The most significant limitations to taking money from retirement plans to make charitable contributions are: 1) any owner of such a plan CAN take distributions beginning at 59 ½, and 2) the distributions will be taxed as ordinary income. Those two things are unavoidable. In fact, we published a popular article back in 2019 that discussed those considerations in light of using funds from retirement plans to establish life income gift arrangements: “Yes, Virginia, It’s True: There Can Be Life Income Gifts From IRAs (And Other Qualified Retirement Plans).”
Having outlined all of this, does that mean the well-intentioned donor can simply donate her entire IRA to the charity of her choice? Unfortunately, the answer is no. As explained above, IRAs are a specific legal entity, established under federal legislation passed in the 1970s. There have been a number of modifications to the rules for IRAs over the years, but, still, an IRA can only be owned by ONE person.
The IRA cannot be transferred in any way to any other person or entity during life. The only way to get money out of an IRA is 1) to take distributions during life that WILL be taxed, or 2) to designate a beneficiary to receive the IRA at death. The beneficiary at death may be a person or a charitable organization. If a charity receives the IRA upon the owner’s death, there is no income tax on that transfer. However, if a person receives a distribution of the entirety of the IRA upon the donor’s death, the distribution will be subject to tax as “Income in Respect of Decedent” or “IRD.” If the IRA continues for the beneficiary for a period of years, there is no immediate income tax on the money, but each distribution from the inherited IRA to the IRA beneficiary will be taxed as income.
Getting back to our original question, our favorite donor cannot “gift” her entire IRA to the charity because the IRA cannot be transferred to anyone or any entity during her lifetime. She can take distributions from the IRA, but every dollar she takes for herself will be subject to income tax. What if we pose a slightly different question: Can the donor transfer every dollar IN her IRA to a charitable organization – and escape tax on that distribution? Again, the answer is no. The now-familiar Qualified Charitable Distribution (QCD) provision allows the IRA owner to transfer each year up to a total of $108,000 in 2025 to one or more charities of her choice. The QCD will escape all income taxes on the transfer, but there will be no corresponding charitable contribution income tax deduction. A QCD up to $54,000 in 2025 can be used to establish a charitable gift annuity or a charitable remainder trust. Keep in mind that using a QCD to fund a CGA can only be done once in the donor’s lifetime.

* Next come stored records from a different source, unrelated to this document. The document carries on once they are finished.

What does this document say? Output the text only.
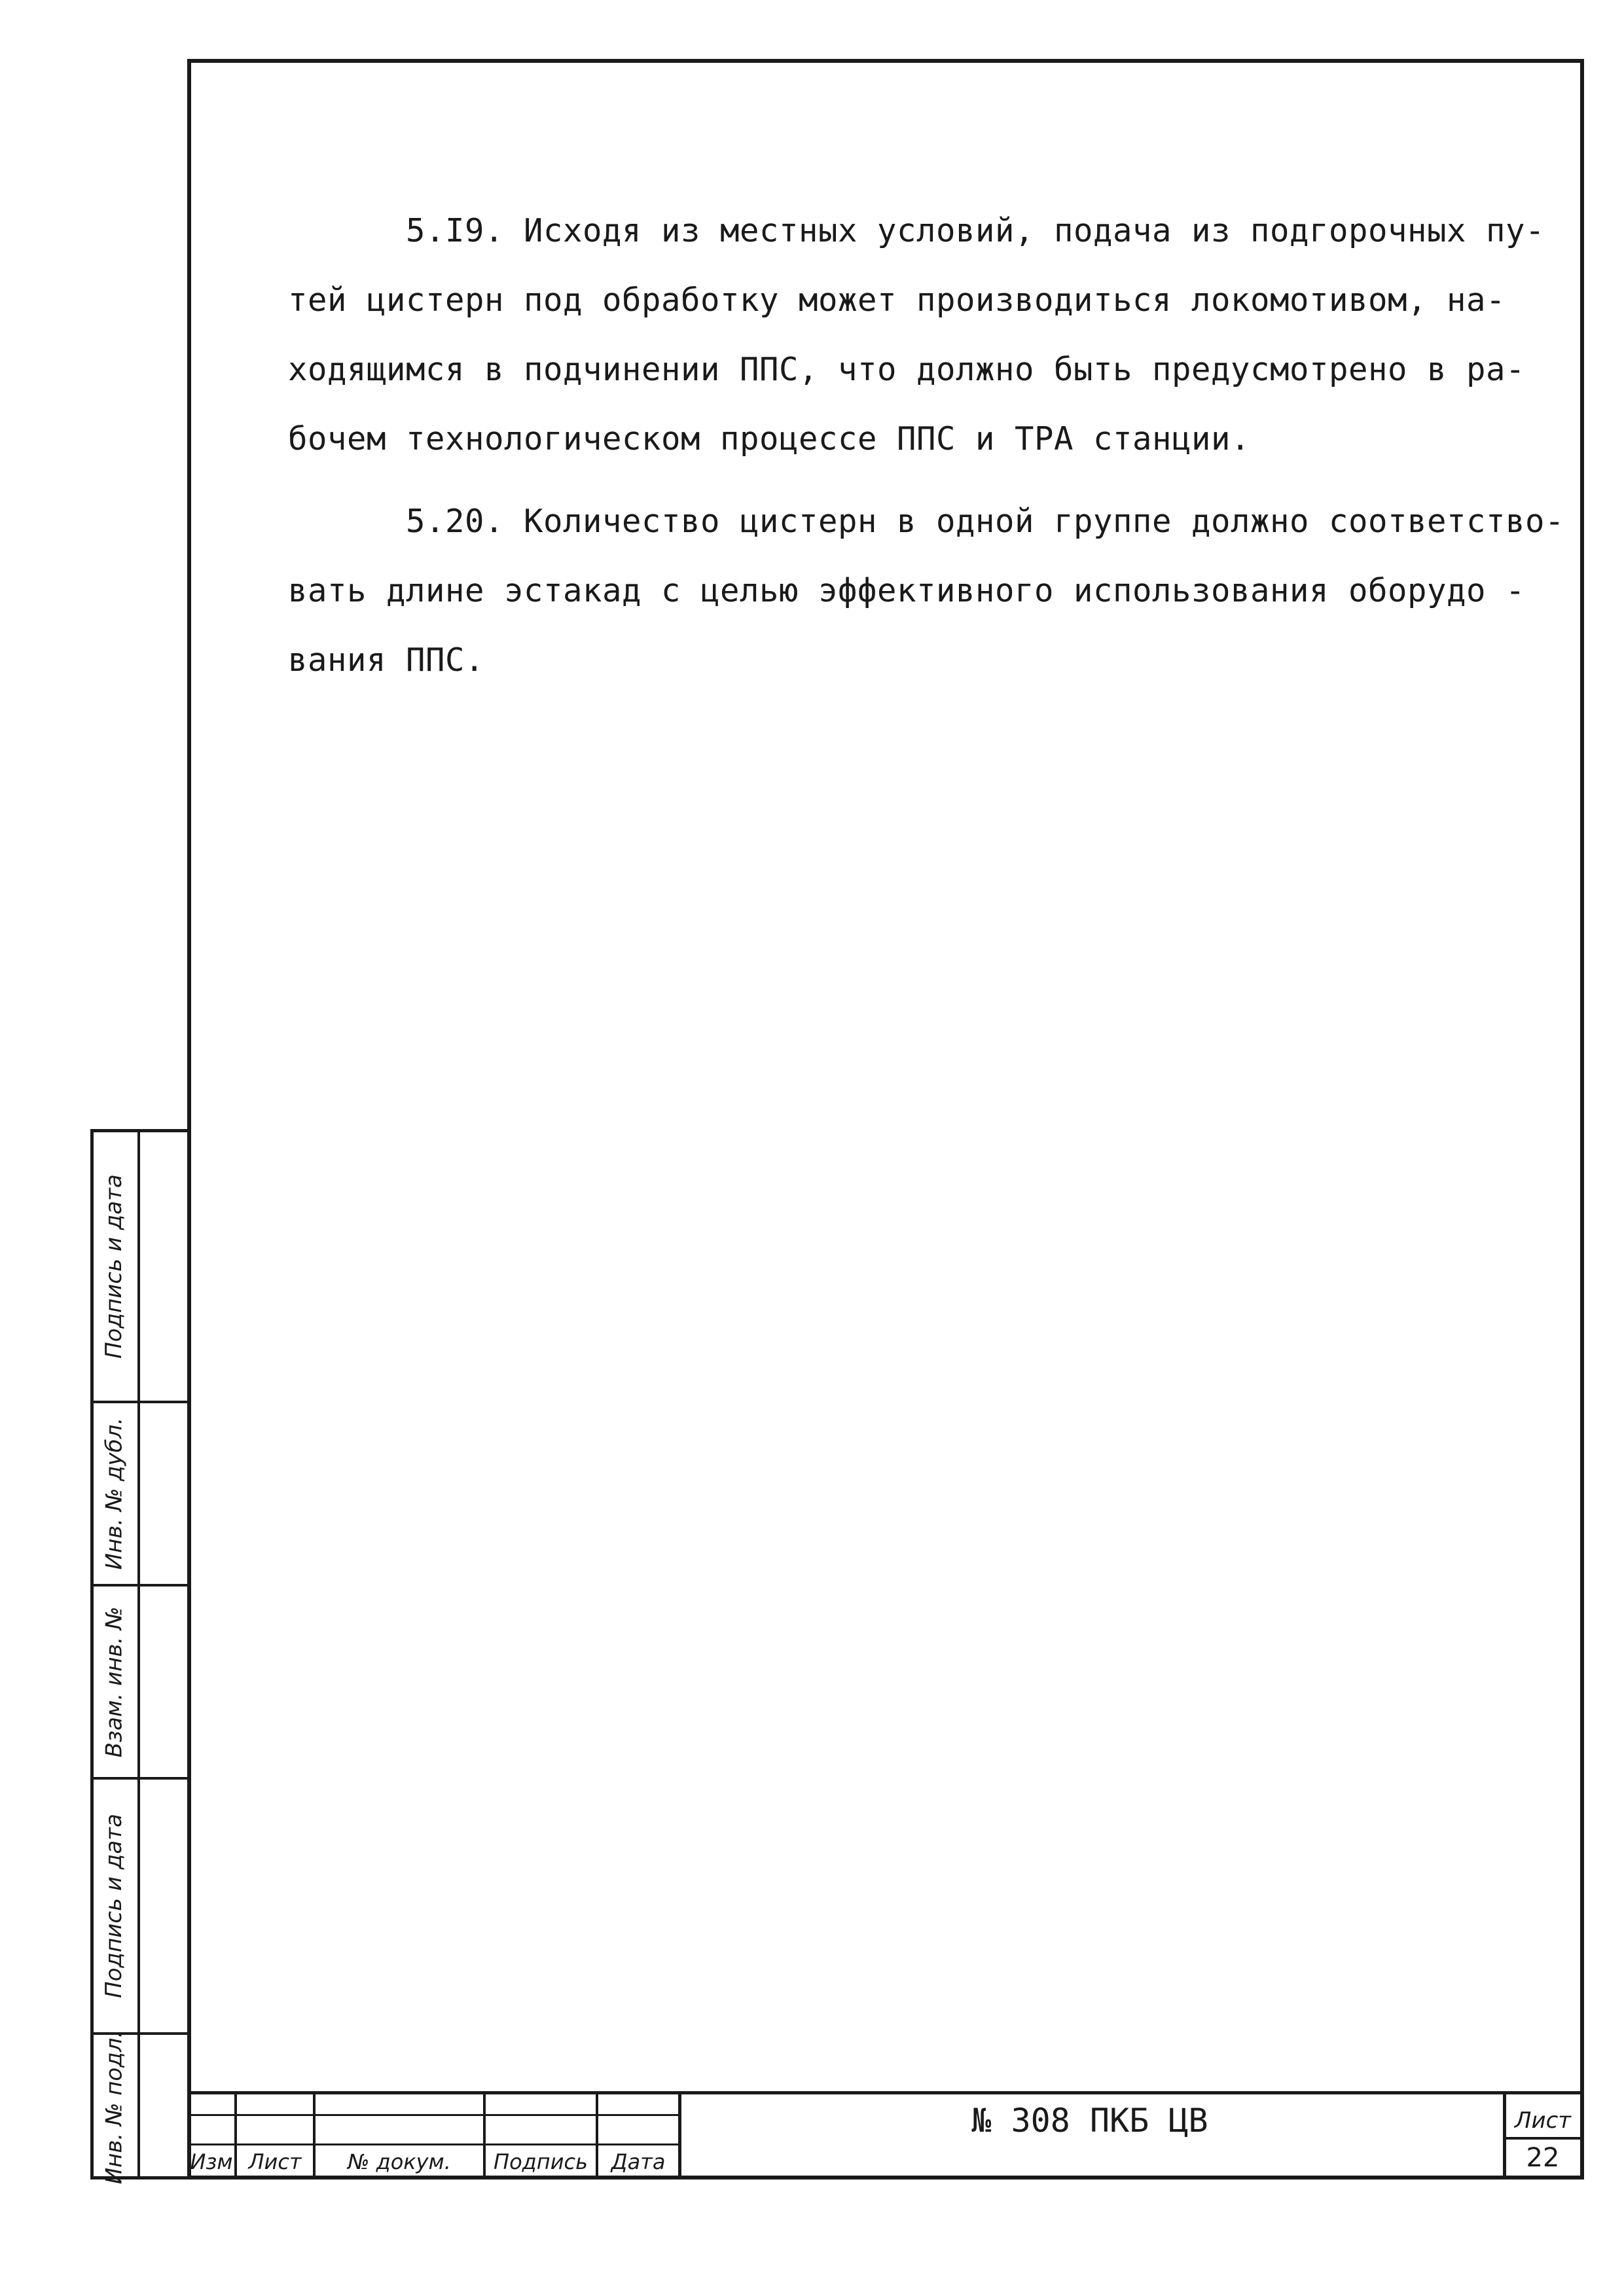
5.I9. Исходя из местных условий, подача из подгорочных пу-
тей цистерн под обработку может производиться локомотивом, на-
ходящимся в подчинении ППС, что должно быть предусмотрено в ра-
бочем технологическом процессе ППС и ТРА станции.
5.20. Количество цистерн в одной группе должно соответство-
вать длине эстакад с целью эффективного использования оборудо -
вания ППС.
Подпись и дата
Инв. № дубл.
Взам. инв. №
Подпись и дата
Инв. № подл.	Изм Лист	№ докум.	Подпись	Дата
№ 308 ПКБ ЦВ	Лист
22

Every dollar above the $108,000 in 2025 would be categorized as a taxable distribution, and the IRA owner would be taxed for income tax purposes at the federal and (if applicable) state and local levels. It may not even be possible for the IRA owner to arrange direct transfers from their IRA to charitable organizations above the $108,000 threshold. The IRA administrator knows that such money will be subject to income tax and may insist that any taxable distributions are sent only to the owner of the IRA.
In summary, the IRA is a wonderful vehicle utilized by millions of Americans to save for their retirement years. It defers the immediate income tax on the income, and the taxable distributions are made during the owner’s retirement years. There are certain limited ways that money in an IRA can be transferred directly to organizations as charitable gifts, but the IRA was never designed to be a vehicle for making charitable gifts. The donor cannot simply “gift” her entire IRA to the charity of her choice, but there are ways she can use those funds to make significant gifts to charitable organizations over time.